Hasta ahora los socialistas se han aplicado a verter todo tipo de descalificaciones sobre la conducta de esos dos diputados y sus padrinos, así como a denunciar el complot contra la democracia. Pero aún no he escuchado a nadie que se plantee qué es lo que hace posible que estas cosas ocurran y, lo que es más importante, cómo se podría evitar que vuelvan a suceder en el futuro.
La causa profunda de este y otros males de la política no está a mi juicio en el hecho de que existan sujetos que utilizan sus escaños o concejalías para perseguir intereses privados, sino en algunas de las reglas de funcionamiento de los partidos y de la política que permiten a esas personas utilizar los cargos públicos para fines particulares. Me refiero de forma particular a los mecanismos que regulan la selección interna de candidatos dentro de cada partido y a los procedimientos utilizados para la elección de alcaldes o presidentes.
Como ocurre en otros ámbitos de la vida, el número de personas que están o se meten en política para perseguir intereses privados aumenta exponencialmente cuando los partidos se acercan al poder, especialmente cuando entran en ebullición con el proceso de elección de las listas de candidatos y de formación de gobiernos. No es nada nuevo. En los comienzos de la democracia liberal en España, allá por la segunda mitad del siglo XIX, un ilustre político catalán, Laureano Figuerola i Ballester -al que debemos entre otras cosas la creación de la vieja peseta y el retorno del parque de la Ciutadella a la ciudad de Barcelona-, hablaba ya de la espuma de la política para referirse a la contaminación por marañas de intereses privados que sufren los partidos cuando se acercan al poder y han de repartir cargos públicos.

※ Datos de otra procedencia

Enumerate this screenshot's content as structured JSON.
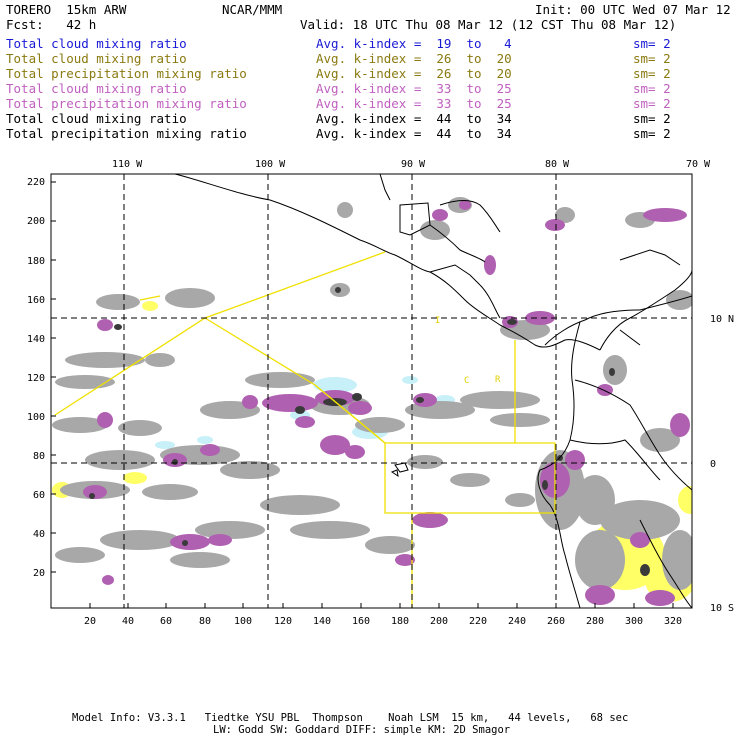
{
  "header": {
    "model": "TORERO  15km ARW",
    "org": "NCAR/MMM",
    "init": "Init: 00 UTC Wed 07 Mar 12",
    "fcst": "Fcst:   42 h",
    "valid": "Valid: 18 UTC Thu 08 Mar 12 (12 CST Thu 08 Mar 12)"
  },
  "fields": [
    {
      "name": "Total cloud mixing ratio",
      "index": "Avg. k-index =  19  to   4",
      "sm": "sm= 2",
      "color": "#1a1ad6"
    },
    {
      "name": "Total cloud mixing ratio",
      "index": "Avg. k-index =  26  to  20",
      "sm": "sm= 2",
      "color": "#8a7a10"
    },
    {
      "name": "Total precipitation mixing ratio",
      "index": "Avg. k-index =  26  to  20",
      "sm": "sm= 2",
      "color": "#8a7a10"
    },
    {
      "name": "Total cloud mixing ratio",
      "index": "Avg. k-index =  33  to  25",
      "sm": "sm= 2",
      "color": "#c060c0"
    },
    {
      "name": "Total precipitation mixing ratio",
      "index": "Avg. k-index =  33  to  25",
      "sm": "sm= 2",
      "color": "#c060c0"
    },
    {
      "name": "Total cloud mixing ratio",
      "index": "Avg. k-index =  44  to  34",
      "sm": "sm= 2",
      "color": "#000000"
    },
    {
      "name": "Total precipitation mixing ratio",
      "index": "Avg. k-index =  44  to  34",
      "sm": "sm= 2",
      "color": "#000000"
    }
  ],
  "map": {
    "lon_labels": [
      "110 W",
      "100 W",
      "90 W",
      "80 W",
      "70 W"
    ],
    "lat_labels": [
      "10 N",
      "0",
      "10 S"
    ],
    "y_ticks": [
      "220",
      "200",
      "180",
      "160",
      "140",
      "120",
      "100",
      "80",
      "60",
      "40",
      "20"
    ],
    "x_ticks": [
      "20",
      "40",
      "60",
      "80",
      "100",
      "120",
      "140",
      "160",
      "180",
      "200",
      "220",
      "240",
      "260",
      "280",
      "300",
      "320"
    ],
    "labels": [
      "I",
      "C",
      "R"
    ],
    "colors": {
      "cloud": "#a8a8a8",
      "precip": "#b060b0",
      "light": "#ffff66",
      "cyan": "#c8f0f8",
      "box": "#f0e000",
      "grid": "#000000"
    }
  },
  "footer": {
    "line1": "Model Info: V3.3.1   Tiedtke YSU PBL  Thompson    Noah LSM  15 km,   44 levels,   68 sec",
    "line2": "LW: Godd SW: Goddard DIFF: simple KM: 2D Smagor"
  }
}
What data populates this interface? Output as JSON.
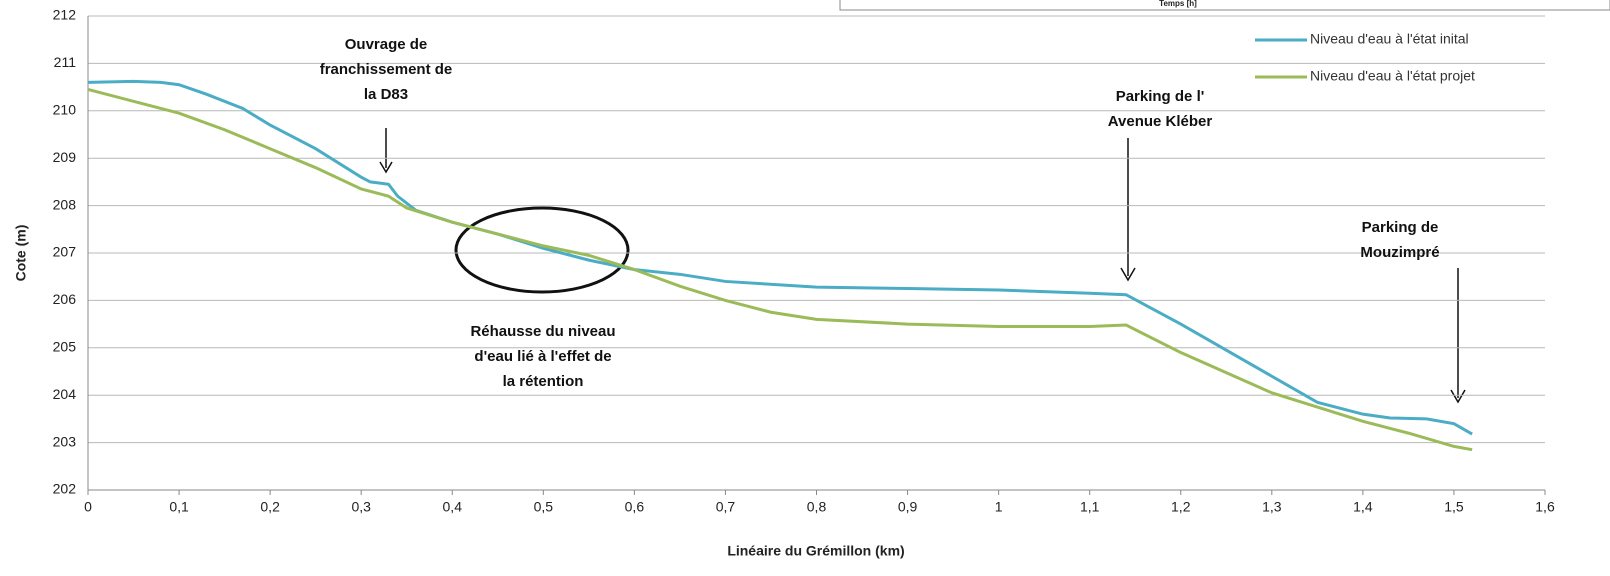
{
  "chart_data": {
    "type": "line",
    "header_fragment": "Temps [h]",
    "xlabel": "Linéaire du Grémillon (km)",
    "ylabel": "Cote (m)",
    "xlim": [
      0,
      1.6
    ],
    "ylim": [
      202,
      212
    ],
    "xticks": [
      0,
      {
        "value": 0.1,
        "label": "0,1"
      },
      {
        "value": 0.2,
        "label": "0,2"
      },
      {
        "value": 0.3,
        "label": "0,3"
      },
      {
        "value": 0.4,
        "label": "0,4"
      },
      {
        "value": 0.5,
        "label": "0,5"
      },
      {
        "value": 0.6,
        "label": "0,6"
      },
      {
        "value": 0.7,
        "label": "0,7"
      },
      {
        "value": 0.8,
        "label": "0,8"
      },
      {
        "value": 0.9,
        "label": "0,9"
      },
      1,
      {
        "value": 1.1,
        "label": "1,1"
      },
      {
        "value": 1.2,
        "label": "1,2"
      },
      {
        "value": 1.3,
        "label": "1,3"
      },
      {
        "value": 1.4,
        "label": "1,4"
      },
      {
        "value": 1.5,
        "label": "1,5"
      },
      {
        "value": 1.6,
        "label": "1,6"
      }
    ],
    "yticks": [
      202,
      203,
      204,
      205,
      206,
      207,
      208,
      209,
      210,
      211,
      212
    ],
    "grid": true,
    "legend": "upper right",
    "series": [
      {
        "name": "Niveau d'eau à l'état inital",
        "color": "#4bacc6",
        "x": [
          0,
          0.05,
          0.08,
          0.1,
          0.13,
          0.17,
          0.2,
          0.25,
          0.3,
          0.31,
          0.33,
          0.34,
          0.36,
          0.4,
          0.45,
          0.5,
          0.55,
          0.6,
          0.65,
          0.7,
          0.8,
          0.9,
          1.0,
          1.1,
          1.14,
          1.2,
          1.3,
          1.35,
          1.4,
          1.43,
          1.47,
          1.5,
          1.52
        ],
        "values": [
          210.6,
          210.62,
          210.6,
          210.55,
          210.35,
          210.05,
          209.7,
          209.2,
          208.6,
          208.5,
          208.45,
          208.2,
          207.9,
          207.65,
          207.4,
          207.1,
          206.85,
          206.65,
          206.55,
          206.4,
          206.28,
          206.25,
          206.22,
          206.15,
          206.12,
          205.5,
          204.4,
          203.85,
          203.6,
          203.52,
          203.5,
          203.4,
          203.18
        ]
      },
      {
        "name": "Niveau d'eau à l'état projet",
        "color": "#9bbb59",
        "x": [
          0,
          0.05,
          0.1,
          0.15,
          0.2,
          0.25,
          0.3,
          0.33,
          0.35,
          0.4,
          0.45,
          0.5,
          0.55,
          0.6,
          0.65,
          0.7,
          0.75,
          0.8,
          0.9,
          1.0,
          1.1,
          1.14,
          1.2,
          1.3,
          1.35,
          1.4,
          1.45,
          1.5,
          1.52
        ],
        "values": [
          210.45,
          210.2,
          209.95,
          209.6,
          209.2,
          208.8,
          208.35,
          208.2,
          207.95,
          207.65,
          207.4,
          207.15,
          206.95,
          206.65,
          206.3,
          206.0,
          205.75,
          205.6,
          205.5,
          205.45,
          205.45,
          205.48,
          204.9,
          204.05,
          203.75,
          203.45,
          203.2,
          202.92,
          202.85
        ]
      }
    ],
    "annotations": [
      {
        "lines": [
          "Ouvrage de",
          "franchissement de",
          "la D83"
        ]
      },
      {
        "lines": [
          "Parking de l'",
          "Avenue Kléber"
        ]
      },
      {
        "lines": [
          "Parking de",
          "Mouzimpré"
        ]
      },
      {
        "lines": [
          "Réhausse du niveau",
          "d'eau lié à l'effet de",
          "la rétention"
        ]
      }
    ]
  }
}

Sin duda, son muchos los tamayos que estos últimos meses y semanas han contaminado con su espuma sucia las aguas limpias de los partidos y de la política autonómica y municipal a través de la corrupción, el chantaje o mediante pactos electorales ocultos. Lo peculiar del caso de Madrid no es que haya ocurrido, sino la forma espectacular y sin reparos con que se ha manifestado. Pero no es único, ni afecta a un solo partido.
Hay que sacar la espuma contaminada que existe en la superficie de la política. Y para lograrlo sería útil introducir algunas nuevas reglas dirigidas a hacer más transparentes tanto el proceso interno de selección de candidatos dentro de cada partido como el proceso de elección de alcaldes y de formación de los gobiernos. Yo me atrevo a sugerir algunos remedios.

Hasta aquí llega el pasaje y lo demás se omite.